2. Carlson MD, Krishen A. Risk Assessment for Ventricular Arrhythmias After
Extensive Myocardial Infarction: What Should I do? J ACC current Journal Review
2003; 90-93.
3. La Rovere MT, Bigger JT, Marcus FI, Mortara A, Schwartz PJ. Baroreflex
sensitivity and heart-rate variability in prediction of total cardiac mortality
after myocardial infarction. ATRAMI (Autonomic Tone and Reflexes After
Myocardial Infarction) Investigators. Lancet 1998; 351:478-484.
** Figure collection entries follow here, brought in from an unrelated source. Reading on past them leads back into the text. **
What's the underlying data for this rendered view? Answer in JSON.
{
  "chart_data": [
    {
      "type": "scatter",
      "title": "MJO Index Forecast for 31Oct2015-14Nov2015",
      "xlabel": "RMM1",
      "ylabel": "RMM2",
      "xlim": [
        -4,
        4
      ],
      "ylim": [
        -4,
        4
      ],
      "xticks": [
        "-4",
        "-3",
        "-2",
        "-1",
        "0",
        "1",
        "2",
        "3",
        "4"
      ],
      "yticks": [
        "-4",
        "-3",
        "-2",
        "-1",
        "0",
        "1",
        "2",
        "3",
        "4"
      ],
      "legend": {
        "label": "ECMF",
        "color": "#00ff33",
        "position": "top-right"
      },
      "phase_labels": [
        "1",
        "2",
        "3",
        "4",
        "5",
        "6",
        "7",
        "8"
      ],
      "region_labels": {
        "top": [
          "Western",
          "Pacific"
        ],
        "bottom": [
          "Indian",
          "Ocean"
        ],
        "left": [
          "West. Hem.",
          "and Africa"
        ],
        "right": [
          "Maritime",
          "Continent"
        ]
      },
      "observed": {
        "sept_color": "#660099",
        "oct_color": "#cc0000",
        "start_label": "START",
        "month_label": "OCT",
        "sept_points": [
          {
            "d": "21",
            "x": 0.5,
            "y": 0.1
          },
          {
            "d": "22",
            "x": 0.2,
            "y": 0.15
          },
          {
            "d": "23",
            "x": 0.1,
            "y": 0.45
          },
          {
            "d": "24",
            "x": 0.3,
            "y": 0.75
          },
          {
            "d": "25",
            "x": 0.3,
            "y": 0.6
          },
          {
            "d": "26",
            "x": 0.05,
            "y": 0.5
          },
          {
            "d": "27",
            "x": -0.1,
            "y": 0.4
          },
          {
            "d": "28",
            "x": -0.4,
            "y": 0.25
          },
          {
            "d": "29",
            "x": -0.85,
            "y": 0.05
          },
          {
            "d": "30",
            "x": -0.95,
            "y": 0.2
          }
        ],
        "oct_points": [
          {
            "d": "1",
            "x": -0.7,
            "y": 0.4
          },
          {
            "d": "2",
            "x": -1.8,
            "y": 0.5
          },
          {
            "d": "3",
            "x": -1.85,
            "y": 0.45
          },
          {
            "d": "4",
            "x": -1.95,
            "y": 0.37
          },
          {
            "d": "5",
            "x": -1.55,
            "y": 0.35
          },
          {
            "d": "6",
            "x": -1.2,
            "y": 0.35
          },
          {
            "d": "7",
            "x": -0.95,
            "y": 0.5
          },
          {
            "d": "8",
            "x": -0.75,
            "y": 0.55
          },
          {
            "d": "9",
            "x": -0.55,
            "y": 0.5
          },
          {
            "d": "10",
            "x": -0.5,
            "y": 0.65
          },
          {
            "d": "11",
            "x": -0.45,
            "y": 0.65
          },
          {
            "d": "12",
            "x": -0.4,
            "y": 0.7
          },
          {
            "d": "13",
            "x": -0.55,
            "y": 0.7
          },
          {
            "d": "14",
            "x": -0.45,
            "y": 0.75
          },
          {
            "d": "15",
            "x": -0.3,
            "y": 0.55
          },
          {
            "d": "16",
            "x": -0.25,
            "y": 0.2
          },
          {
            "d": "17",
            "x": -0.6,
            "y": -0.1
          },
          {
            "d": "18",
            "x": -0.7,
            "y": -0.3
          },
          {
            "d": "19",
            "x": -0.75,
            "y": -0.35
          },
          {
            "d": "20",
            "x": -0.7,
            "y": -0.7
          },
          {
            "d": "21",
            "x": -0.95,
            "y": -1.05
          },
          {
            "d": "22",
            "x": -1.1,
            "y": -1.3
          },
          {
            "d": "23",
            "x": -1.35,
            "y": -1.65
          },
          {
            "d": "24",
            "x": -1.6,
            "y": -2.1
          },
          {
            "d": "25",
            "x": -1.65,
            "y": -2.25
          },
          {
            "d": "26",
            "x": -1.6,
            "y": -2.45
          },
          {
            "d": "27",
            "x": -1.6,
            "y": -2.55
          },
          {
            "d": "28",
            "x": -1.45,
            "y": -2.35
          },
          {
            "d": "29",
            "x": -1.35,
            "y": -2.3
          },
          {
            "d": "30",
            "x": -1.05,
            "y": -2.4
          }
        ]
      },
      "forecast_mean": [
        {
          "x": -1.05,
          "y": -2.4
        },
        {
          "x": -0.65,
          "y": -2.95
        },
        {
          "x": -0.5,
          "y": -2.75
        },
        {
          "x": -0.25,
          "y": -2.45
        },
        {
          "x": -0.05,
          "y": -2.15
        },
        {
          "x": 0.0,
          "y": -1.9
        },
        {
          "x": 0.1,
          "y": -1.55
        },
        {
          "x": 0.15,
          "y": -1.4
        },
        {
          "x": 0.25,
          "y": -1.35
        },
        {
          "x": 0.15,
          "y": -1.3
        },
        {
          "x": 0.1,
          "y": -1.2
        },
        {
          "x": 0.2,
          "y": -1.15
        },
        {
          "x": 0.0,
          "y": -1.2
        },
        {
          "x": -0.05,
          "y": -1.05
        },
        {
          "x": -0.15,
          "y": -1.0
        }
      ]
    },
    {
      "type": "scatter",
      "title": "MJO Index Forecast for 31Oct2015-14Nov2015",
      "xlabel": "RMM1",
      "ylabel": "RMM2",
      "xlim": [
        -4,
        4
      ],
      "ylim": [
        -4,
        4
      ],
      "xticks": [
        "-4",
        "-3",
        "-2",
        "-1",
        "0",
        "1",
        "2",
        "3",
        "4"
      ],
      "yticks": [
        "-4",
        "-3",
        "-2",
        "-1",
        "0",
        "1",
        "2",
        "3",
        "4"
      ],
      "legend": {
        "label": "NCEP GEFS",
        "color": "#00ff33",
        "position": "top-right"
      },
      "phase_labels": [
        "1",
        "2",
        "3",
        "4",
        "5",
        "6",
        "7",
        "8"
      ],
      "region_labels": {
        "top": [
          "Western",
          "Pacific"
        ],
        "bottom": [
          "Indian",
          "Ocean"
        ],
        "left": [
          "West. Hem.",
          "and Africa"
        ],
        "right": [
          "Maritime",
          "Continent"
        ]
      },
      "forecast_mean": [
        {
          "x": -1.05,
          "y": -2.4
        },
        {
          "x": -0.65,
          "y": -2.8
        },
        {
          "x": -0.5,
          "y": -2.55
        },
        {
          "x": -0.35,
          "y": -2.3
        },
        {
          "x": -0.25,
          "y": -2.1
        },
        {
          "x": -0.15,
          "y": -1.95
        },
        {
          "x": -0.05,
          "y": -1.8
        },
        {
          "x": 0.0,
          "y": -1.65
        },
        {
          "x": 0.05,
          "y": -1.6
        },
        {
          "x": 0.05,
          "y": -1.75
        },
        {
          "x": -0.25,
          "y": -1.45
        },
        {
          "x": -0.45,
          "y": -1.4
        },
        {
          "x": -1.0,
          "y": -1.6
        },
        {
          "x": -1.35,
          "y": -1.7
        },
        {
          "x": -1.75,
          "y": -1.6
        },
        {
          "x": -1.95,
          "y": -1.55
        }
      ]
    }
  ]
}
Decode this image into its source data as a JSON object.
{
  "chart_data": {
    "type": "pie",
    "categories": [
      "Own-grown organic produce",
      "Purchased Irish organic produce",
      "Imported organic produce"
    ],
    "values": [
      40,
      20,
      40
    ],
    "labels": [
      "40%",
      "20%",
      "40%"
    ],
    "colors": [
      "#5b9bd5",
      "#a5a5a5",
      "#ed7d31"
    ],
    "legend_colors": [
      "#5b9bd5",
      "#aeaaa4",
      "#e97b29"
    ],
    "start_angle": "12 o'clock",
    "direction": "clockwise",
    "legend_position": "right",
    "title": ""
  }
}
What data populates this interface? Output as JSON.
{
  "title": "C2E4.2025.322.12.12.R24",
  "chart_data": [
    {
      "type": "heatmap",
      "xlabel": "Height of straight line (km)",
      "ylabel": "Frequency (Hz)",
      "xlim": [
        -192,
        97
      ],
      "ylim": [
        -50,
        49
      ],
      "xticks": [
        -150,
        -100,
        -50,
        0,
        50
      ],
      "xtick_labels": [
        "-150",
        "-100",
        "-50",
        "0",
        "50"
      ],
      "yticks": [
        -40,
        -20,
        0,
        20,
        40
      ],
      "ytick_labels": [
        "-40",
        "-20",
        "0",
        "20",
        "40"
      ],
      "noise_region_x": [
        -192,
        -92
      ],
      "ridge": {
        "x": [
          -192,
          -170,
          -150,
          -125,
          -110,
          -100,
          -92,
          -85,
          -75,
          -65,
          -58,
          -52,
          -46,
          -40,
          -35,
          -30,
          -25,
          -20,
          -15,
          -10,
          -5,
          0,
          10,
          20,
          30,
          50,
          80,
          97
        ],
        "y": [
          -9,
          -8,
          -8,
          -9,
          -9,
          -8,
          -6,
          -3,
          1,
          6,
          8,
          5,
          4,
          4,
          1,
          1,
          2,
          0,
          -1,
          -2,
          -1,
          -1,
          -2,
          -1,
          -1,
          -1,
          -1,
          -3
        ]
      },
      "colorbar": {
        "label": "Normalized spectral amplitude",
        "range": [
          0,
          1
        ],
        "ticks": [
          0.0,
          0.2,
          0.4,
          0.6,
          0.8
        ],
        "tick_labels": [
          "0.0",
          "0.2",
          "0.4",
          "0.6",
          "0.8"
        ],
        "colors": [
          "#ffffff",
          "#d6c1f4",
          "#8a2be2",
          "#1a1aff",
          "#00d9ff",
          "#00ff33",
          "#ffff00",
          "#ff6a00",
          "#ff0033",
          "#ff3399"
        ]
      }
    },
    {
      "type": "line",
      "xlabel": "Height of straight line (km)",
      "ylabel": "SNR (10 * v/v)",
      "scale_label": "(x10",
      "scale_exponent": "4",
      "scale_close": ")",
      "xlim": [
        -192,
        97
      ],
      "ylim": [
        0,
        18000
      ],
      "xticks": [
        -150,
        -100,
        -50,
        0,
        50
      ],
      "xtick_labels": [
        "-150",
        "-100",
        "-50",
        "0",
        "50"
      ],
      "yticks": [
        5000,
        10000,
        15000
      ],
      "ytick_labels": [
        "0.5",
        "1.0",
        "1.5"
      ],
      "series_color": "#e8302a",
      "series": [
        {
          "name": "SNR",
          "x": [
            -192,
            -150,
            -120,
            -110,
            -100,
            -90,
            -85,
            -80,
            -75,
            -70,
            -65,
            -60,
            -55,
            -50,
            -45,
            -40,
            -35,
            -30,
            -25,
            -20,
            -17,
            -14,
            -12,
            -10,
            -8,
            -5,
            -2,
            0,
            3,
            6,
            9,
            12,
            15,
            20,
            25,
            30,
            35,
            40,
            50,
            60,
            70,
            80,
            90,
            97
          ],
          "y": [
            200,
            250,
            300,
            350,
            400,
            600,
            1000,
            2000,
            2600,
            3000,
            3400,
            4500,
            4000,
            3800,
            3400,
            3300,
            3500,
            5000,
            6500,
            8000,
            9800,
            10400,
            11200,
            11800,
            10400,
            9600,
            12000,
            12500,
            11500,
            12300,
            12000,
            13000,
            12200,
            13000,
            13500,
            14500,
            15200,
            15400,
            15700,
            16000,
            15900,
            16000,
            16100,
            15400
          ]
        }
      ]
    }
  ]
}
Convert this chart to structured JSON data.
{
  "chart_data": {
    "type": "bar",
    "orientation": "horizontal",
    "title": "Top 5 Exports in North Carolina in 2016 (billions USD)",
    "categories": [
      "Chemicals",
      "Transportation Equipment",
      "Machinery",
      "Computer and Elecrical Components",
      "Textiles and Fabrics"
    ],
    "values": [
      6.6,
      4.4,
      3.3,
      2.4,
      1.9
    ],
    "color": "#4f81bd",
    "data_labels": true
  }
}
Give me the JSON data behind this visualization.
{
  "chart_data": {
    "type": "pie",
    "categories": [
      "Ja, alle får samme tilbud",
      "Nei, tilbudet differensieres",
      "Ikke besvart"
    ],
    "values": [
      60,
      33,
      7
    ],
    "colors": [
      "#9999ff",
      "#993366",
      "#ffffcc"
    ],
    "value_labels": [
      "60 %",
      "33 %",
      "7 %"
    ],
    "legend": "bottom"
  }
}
4. Bailey J Berson A, Hodges H. Utility of current risk stratification tests for
predicting arrhythmic events after myocardial infarction. J Am Coll Cardiol
2001; 38:1902-1911.
5. Moss AJ, Zareba W, Hall J, Klein H, Wilber DJ, Cannom DS, Daubert JP, Higgins
SL, Brown MW, Andrews ML. Prophylactic implantation of a defibrillator in
patients with myocardial infarction and reduced ejection fraction. N Engl J Med
2002; 346:877-883.
6. Bilchick KC, Fetics B, Djoukeng R, Fisher SG, Fletcher RD, Singh SN, Nevo E,
Berger RD. Prognostic value of heart rate variability in chronic congestive
heart failure (Veterans affairs' survival trial of arrhythmic therapy in
congestive heart failure. Am J Cardiol 2002; 90:24-28.